Cronaca 21 Apr 2023 08:03

VINO, SULLE RESE PER ETTARO PROPOSTA SHOCK DELLA CIA IN ABRUZZO CHE VANIFICA I NUOVI DISCIPLINARI

uva vigna

PESCARA – Privilegiare la qualità anziché la quantità, valorizzare il prodotto invertendo la rotta dopo una lunga stagione in cui il vino abruzzese è stato solo quello da taglio, modificare i disciplinari proprio nella direzione di un aumento di valore a scapito dei volumi. Parole e azioni al vento, stando alla proposta shock della Cia, la Confederazione italiana degli agricoltori, che ha chiesto la possibilità di aumentare le rese per ettaro per i vini da tavola arrivando addirittura ai 400 quintali (si pensi che mediamente i vini doc sono entro i 140).
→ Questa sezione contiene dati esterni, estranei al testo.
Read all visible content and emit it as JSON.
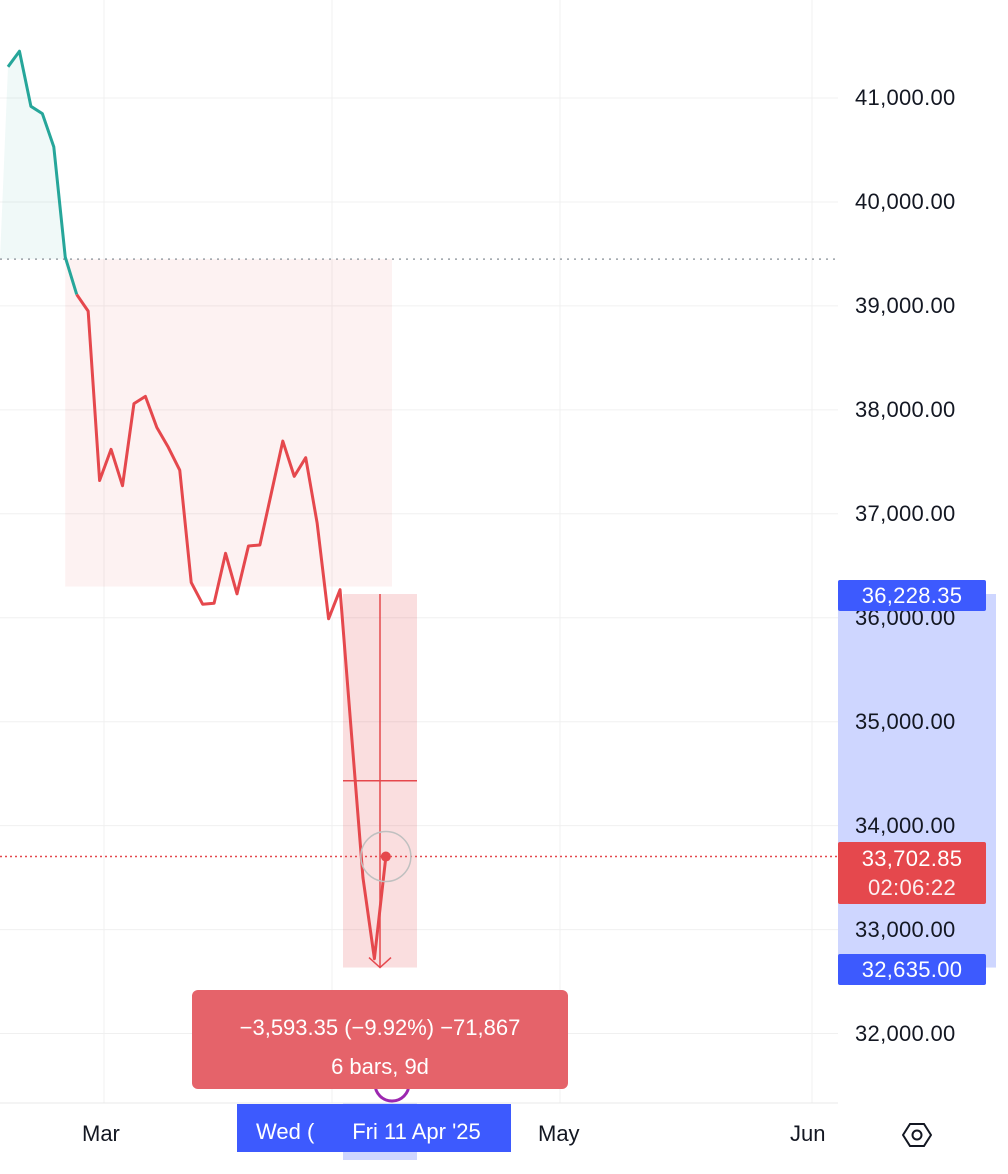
{
  "chart_data": {
    "type": "line",
    "y_axis_labels": [
      "41,000.00",
      "40,000.00",
      "39,000.00",
      "38,000.00",
      "37,000.00",
      "36,000.00",
      "35,000.00",
      "34,000.00",
      "33,000.00",
      "32,000.00"
    ],
    "y_axis_values": [
      41000,
      40000,
      39000,
      38000,
      37000,
      36000,
      35000,
      34000,
      33000,
      32000
    ],
    "x_axis_labels": [
      "Mar",
      "May",
      "Jun"
    ],
    "ylim": [
      31500,
      42000
    ],
    "grid": true,
    "baseline": 39450,
    "series": [
      {
        "values": [
          41300,
          41450,
          40920,
          40850,
          40530,
          39470,
          39110,
          38950,
          37320,
          37620,
          37270,
          38060,
          38130,
          37830,
          37640,
          37420,
          36340,
          36130,
          36140,
          36620,
          36230,
          36690,
          36700,
          37200,
          37700,
          37360,
          37540,
          36910,
          35990,
          36270,
          34880,
          33500,
          32720,
          33700
        ]
      }
    ],
    "annotations": {
      "current_price": 33702.85,
      "measure_high": 36228.35,
      "measure_low": 32635.0
    },
    "colors": {
      "up": "#26a69a",
      "down": "#e5484d",
      "accent": "#3d5afe"
    }
  },
  "labels": {
    "measure_high_tag": "36,228.35",
    "measure_low_tag": "32,635.00",
    "current_price_tag": "33,702.85",
    "countdown": "02:06:22",
    "measure_line1": "−3,593.35 (−9.92%) −71,867",
    "measure_line2": "6 bars, 9d",
    "date_chip_back": "Wed (",
    "date_chip_front": "Fri 11 Apr '25"
  }
}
Una questione che esula il prodotto a denominazione, è vero, ma che non può non incidere sulle dinamiche di mercato della produzione regionale nel suo complesso, e che arriva proprio nel momento in cui per la prima volta nella storia le esportazioni dei vini fermi premium e super-premium (da 9 euro in su) hanno superato quelli in fascia entry-level e popular (sotto a 9 euro) secondo i dati dell’Osservatorio Uiv (Unione italiana vini) sui trend di mercato.

Preferisce non commentare il presidente del Consorzio di tutela vini d’Abruzzo Alessandro Nicodemi, considerando che l’eventuale aumento delle rese non interesserebbe i vini Doc o Docg, mentre non si sottraggono molti produttori che fanno notare come il malcelato obiettivo – che peraltro riporterebbe l’Abruzzo indietro di anni – sarebbe quello di vendere a basso prezzo le uve agli imbottigliatori del nord come base per lo spumante.

“La viticoltura fatta tanto per spremere l’uva è finita”, dice senza mezzi termini Rocco Pasetti, enologo e fondatore dell’azienda vinicola Contesa di Collecorvino (Pescara). “Dobbiamo andare sempre di più verso una qualificazione del vino. È uno sforzo collettivo”.

Il vignaiolo è dunque su una frequenza completamente diversa da quella della Cia che ha chiesto, per la campagna vendemmiale 2023, un innalzamento fino a 400 quintali della resa massima di uva ad ettaro fissata a 30 tonnellate. Il limite riguarda le uve senza denominazione, vale a dire i vini da tavola bianchi, rossi e rosati.

Fino a qualche anno fa la produzione di questa tipologia di vini era fissata dall’Unione europea sulle 50 tonnellate. Poiché questo innescava un meccanismo utilizzato spesso per mascherare l’eccesso di produzione delle Doc, falsando in un certo senso anche il mercato, tre anni fa c’è stata una riduzione a 40 tonnellate. L’Ue ha successivamente lasciato alle Regioni la possibilità di scegliere se mantenere la resa sul limite di 40 o ridurre ulteriormente a 30.

L’Abruzzo due anni fa ha deciso di introdurre la limitazione a 300 quintali facendola partire proprio dalla vendemmia 2023. Da qui però la levata di scudi e ora la richiesta di tornare sulle 40 tonnellate. Una richiesta che sembra andare nella direzione contraria a quella intrapresa dalla Regione – che tuttavia ha poi cambiato idea chiedendo al Ministero una deroga, come ricorda anche la Cia – e dal Consorzio di tutela Vini d’Abruzzo che con la revisione dei disciplinari sta puntando proprio alla riduzione delle rese.

“La strada deve essere quella della qualità – ribadisce Pasetti – . Se si continua a ragionare con la logica di quelle cantine che hanno maturato la propria esistenza su una redditività di bilancio non si può parlare di viticoltura di qualità. Bisogna invertire la rotta”.

Secondo il produttore “l’eccesso del prodotto rappresenta una sovraproduzione che fa crollare anche il vino di qualità. Il Consorzio sta portando avanti una bella pianificazione, con la revisione dei disciplinari, ma l’attuazione sta diventando difficile. Non sono per le drasticità ma per fare una viticoltura di livello, occorre modificare il comportamento in campagna. Bisogna stabilire un cronoprogramma, dando ad esempio le prossime due vendemmie di tempo (2023 e 2025) per consentire a tutti di adeguarsi al concetto di qualificazione e cambiare rotta”. (m.p. – m.sig.)